W tym miesiącu przeżyłem podwójne spotkanie z Tolkienowskim opus życia – Silmarillionem. Wpierw w formie audiobooka (absolutny biały kruk – dla osób niewidomych, poza oficjalnym obiegiem, niemożliwy do kupienia!). Chore oko, ciemność pooperacyjna, a więc tym lepsza przestrzeń dla wyobraźni. I była to niezwykła podróż do mitycznej przeszłości naszej Ardy. Dawno nie przeżyłem Śródziemia tak mocno. Drugie spotkanie z Silmarillionem to lektura niezwykłego fanowskiego wydania tej opowieści.
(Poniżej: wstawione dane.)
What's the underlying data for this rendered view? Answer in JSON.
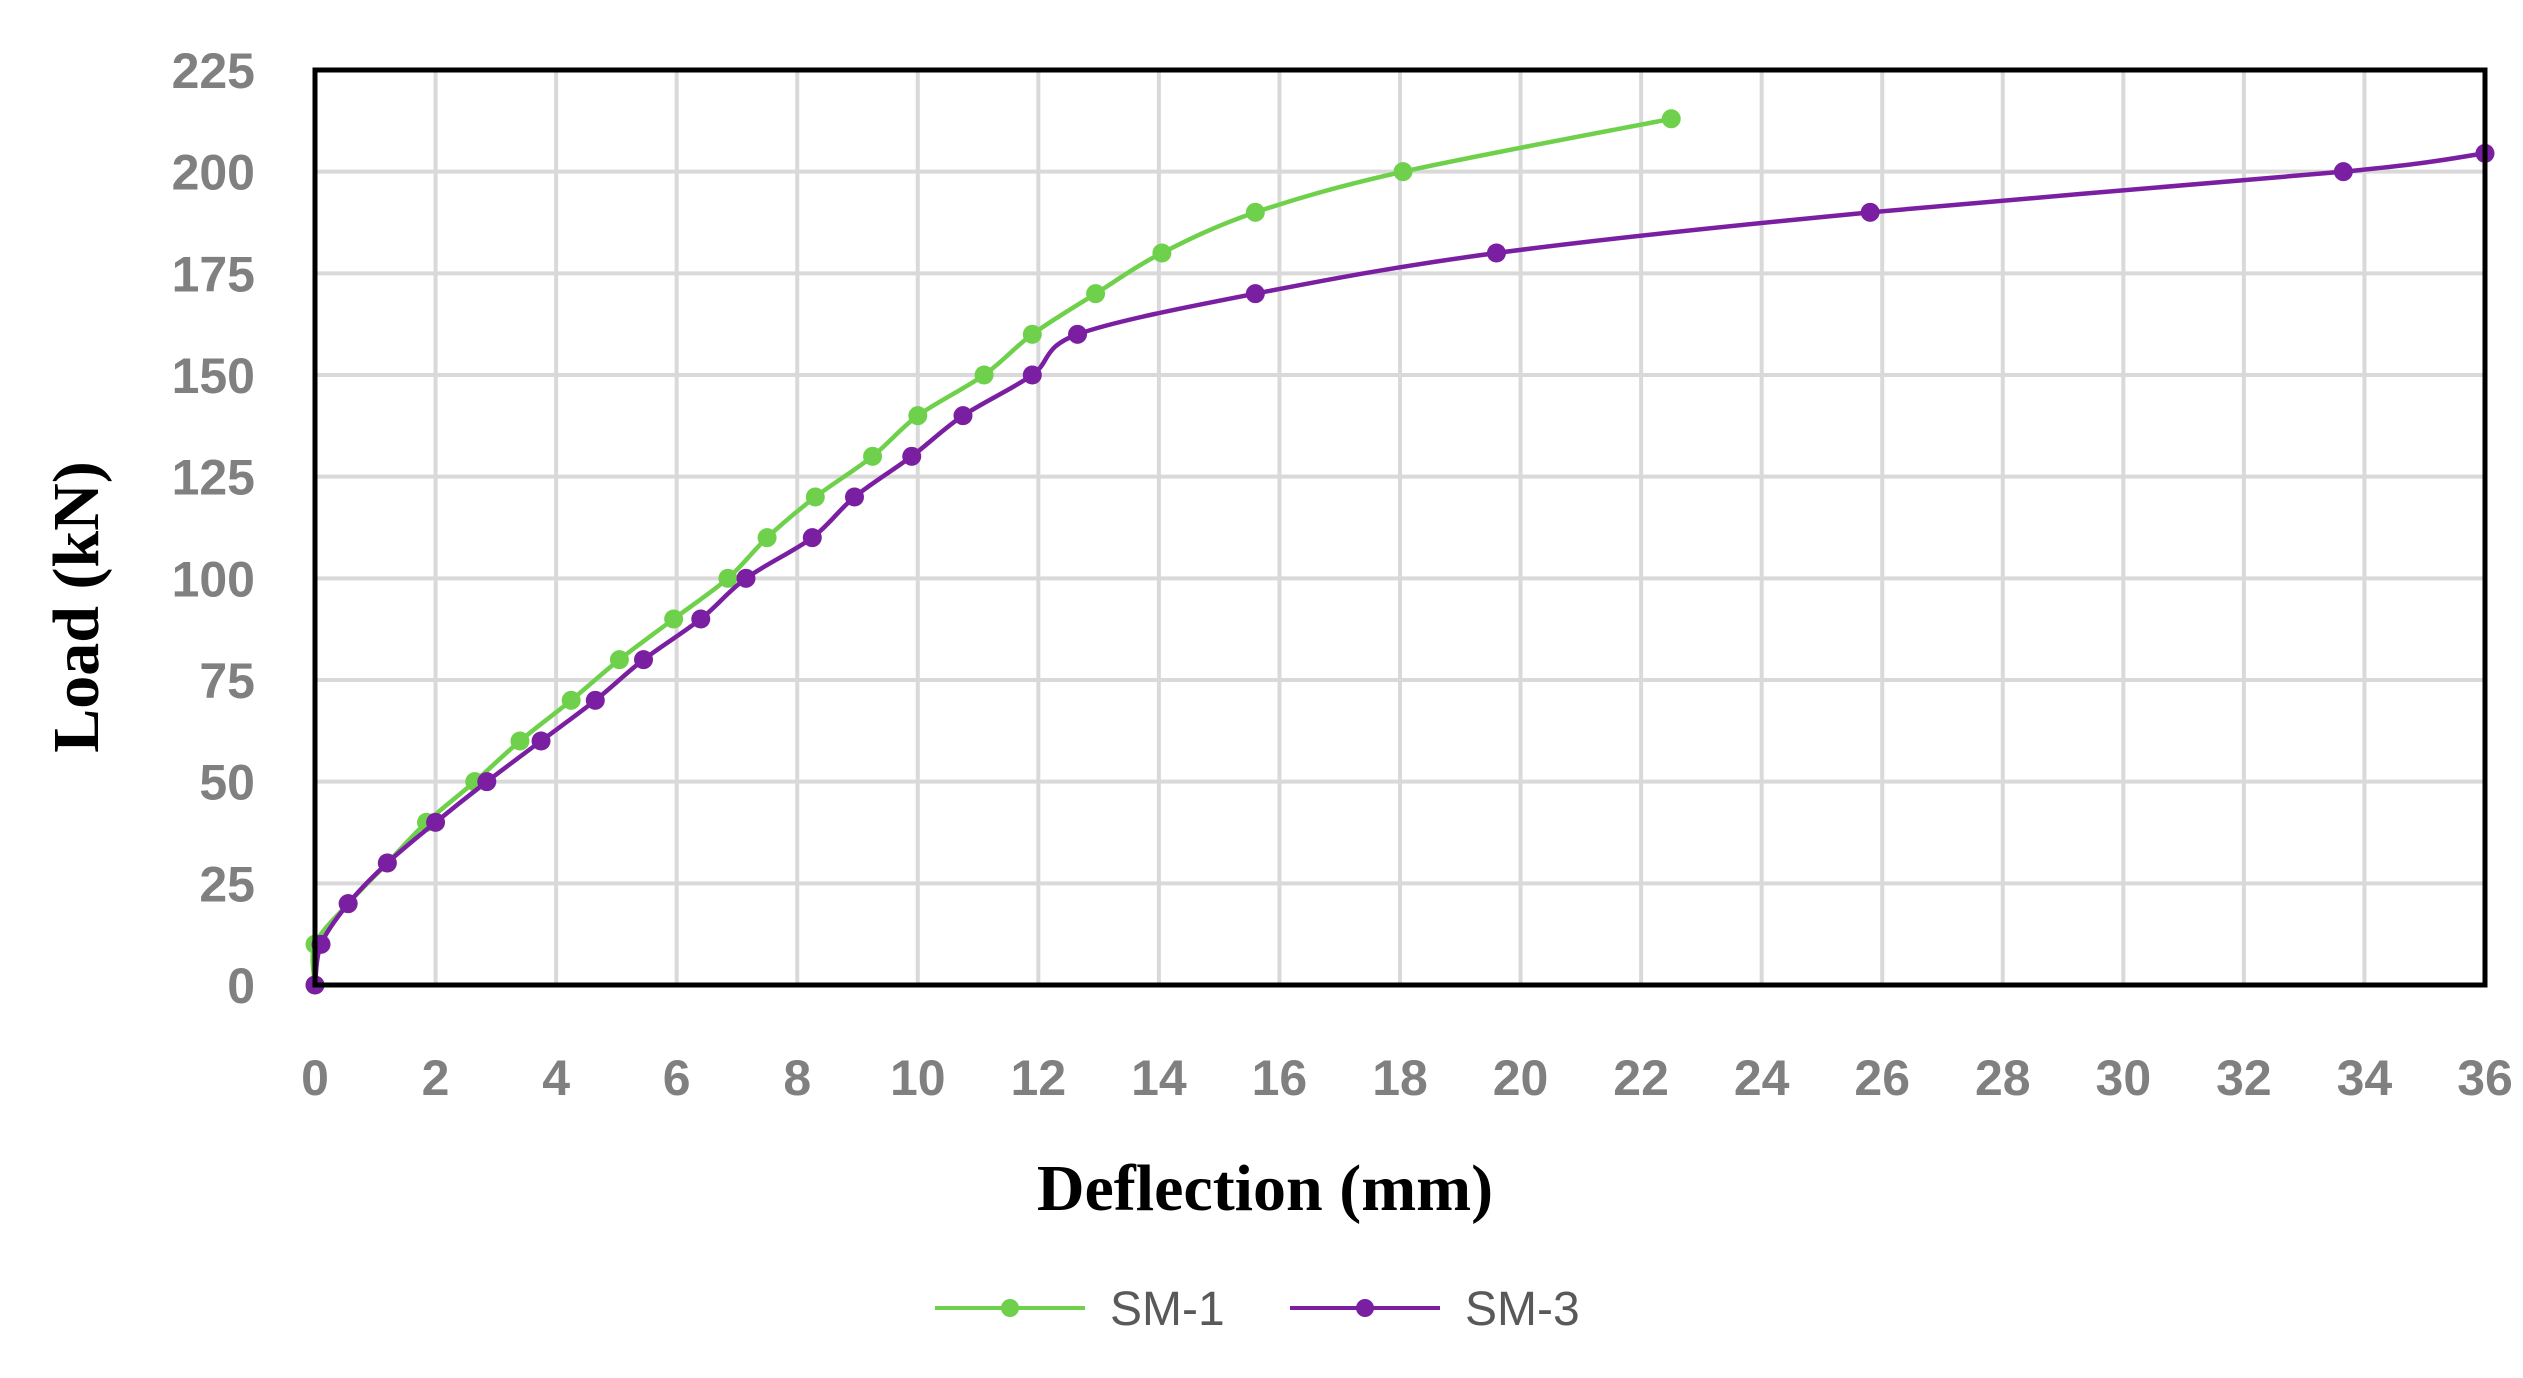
{
  "chart_data": {
    "type": "line",
    "title": "",
    "xlabel": "Deflection (mm)",
    "ylabel": "Load (kN)",
    "xlim": [
      0,
      36
    ],
    "ylim": [
      0,
      225
    ],
    "xticks": [
      0,
      2,
      4,
      6,
      8,
      10,
      12,
      14,
      16,
      18,
      20,
      22,
      24,
      26,
      28,
      30,
      32,
      34,
      36
    ],
    "yticks": [
      0,
      25,
      50,
      75,
      100,
      125,
      150,
      175,
      200,
      225
    ],
    "grid": true,
    "legend_position": "bottom",
    "series": [
      {
        "name": "SM-1",
        "color": "#6fd14b",
        "marker": "circle",
        "points": [
          [
            0.0,
            0
          ],
          [
            0.0,
            10
          ],
          [
            0.55,
            20
          ],
          [
            1.2,
            30
          ],
          [
            1.85,
            40
          ],
          [
            2.65,
            50
          ],
          [
            3.4,
            60
          ],
          [
            4.25,
            70
          ],
          [
            5.05,
            80
          ],
          [
            5.95,
            90
          ],
          [
            6.85,
            100
          ],
          [
            7.5,
            110
          ],
          [
            8.3,
            120
          ],
          [
            9.25,
            130
          ],
          [
            10.0,
            140
          ],
          [
            11.1,
            150
          ],
          [
            11.9,
            160
          ],
          [
            12.95,
            170
          ],
          [
            14.05,
            180
          ],
          [
            15.6,
            190
          ],
          [
            18.05,
            200
          ],
          [
            22.5,
            213
          ]
        ]
      },
      {
        "name": "SM-3",
        "color": "#7b1fa2",
        "marker": "circle",
        "points": [
          [
            0.0,
            0
          ],
          [
            0.1,
            10
          ],
          [
            0.55,
            20
          ],
          [
            1.2,
            30
          ],
          [
            2.0,
            40
          ],
          [
            2.85,
            50
          ],
          [
            3.75,
            60
          ],
          [
            4.65,
            70
          ],
          [
            5.45,
            80
          ],
          [
            6.4,
            90
          ],
          [
            7.15,
            100
          ],
          [
            8.25,
            110
          ],
          [
            8.95,
            120
          ],
          [
            9.9,
            130
          ],
          [
            10.75,
            140
          ],
          [
            11.9,
            150
          ],
          [
            12.65,
            160
          ],
          [
            15.6,
            170
          ],
          [
            19.6,
            180
          ],
          [
            25.8,
            190
          ],
          [
            33.65,
            200
          ],
          [
            36.0,
            204.5
          ]
        ]
      }
    ]
  }
}
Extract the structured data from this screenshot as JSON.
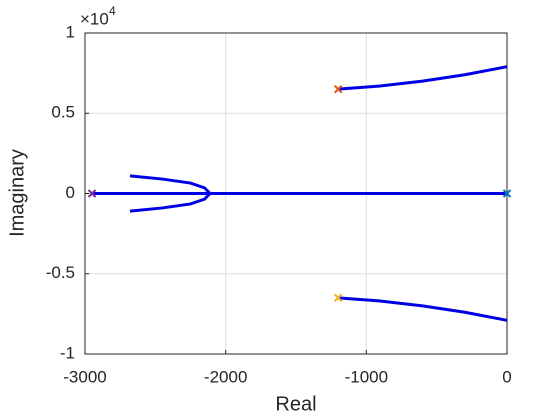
{
  "chart_data": {
    "type": "line",
    "xlabel": "Real",
    "ylabel": "Imaginary",
    "y_exponent": {
      "base": "×10",
      "power": "4"
    },
    "xlim": [
      -3000,
      0
    ],
    "xticks": [
      -3000,
      -2000,
      -1000,
      0
    ],
    "ylim": [
      -1,
      1
    ],
    "yticks": [
      -1,
      -0.5,
      0,
      0.5,
      1
    ],
    "grid": true,
    "series": [
      {
        "color": "#0000e6",
        "x": [
          -1200,
          -900,
          -600,
          -300,
          0
        ],
        "values": [
          0.65,
          0.67,
          0.7,
          0.74,
          0.79
        ]
      },
      {
        "color": "#0000e6",
        "x": [
          -1200,
          -900,
          -600,
          -300,
          0
        ],
        "values": [
          -0.65,
          -0.67,
          -0.7,
          -0.74,
          -0.79
        ]
      },
      {
        "color": "#0000e6",
        "x": [
          -2950,
          0
        ],
        "values": [
          0,
          0
        ]
      },
      {
        "color": "#0000e6",
        "x": [
          -2680,
          -2450,
          -2250,
          -2150,
          -2111,
          -2150,
          -2250,
          -2450,
          -2680
        ],
        "values": [
          0.11,
          0.09,
          0.065,
          0.035,
          0,
          -0.035,
          -0.065,
          -0.09,
          -0.11
        ]
      }
    ],
    "poles": {
      "x": [
        -1200,
        -1200,
        -2950,
        0
      ],
      "values": [
        0.65,
        -0.65,
        0,
        0
      ],
      "colors": [
        "#d95319",
        "#edb120",
        "#7e2f8e",
        "#0072bd"
      ]
    }
  }
}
Chodzi o edycję MumakiL Fandom PresSsss (przeczytasz o nim tutaj i tutaj). Nie chcę zdradzać zbyt wiele, bo to prywatne wydanie dla wtajemniczonych. Napiszę tak, jak napisałem na Forum Hobbitonu: "Zachwycam się tym tomem od ostatniego poniedziałku. Wszystko
mi się podoba: i szata graficzna, i edycja, i piękna czcionka, i
nastrojowe grafiki Melinir, i niesamowita mapa Gondolinu Siriellë
(Gondolin wydaje się jakby wyrastać z kart książki). Bardzo fachowo i
ciekawie dobrane teksty. Dobre, łatwo czytające się tłumaczenia,
arcyciekawe dodatki (Eru, dziękuję, że mogę jeszcze wśród kręgów tego
świata zobaczyć duży lingwistyczny tekst Tolkiena w polskim
tłłumaczeniu!).
Jak się wzbogacę, każdy tom każę oprawić sobie w skórę (czerwono barwioną) lub płótno ze srebrzystym tengwarem.
To jest Silmarillion, na jaki czekałem całe moje życie".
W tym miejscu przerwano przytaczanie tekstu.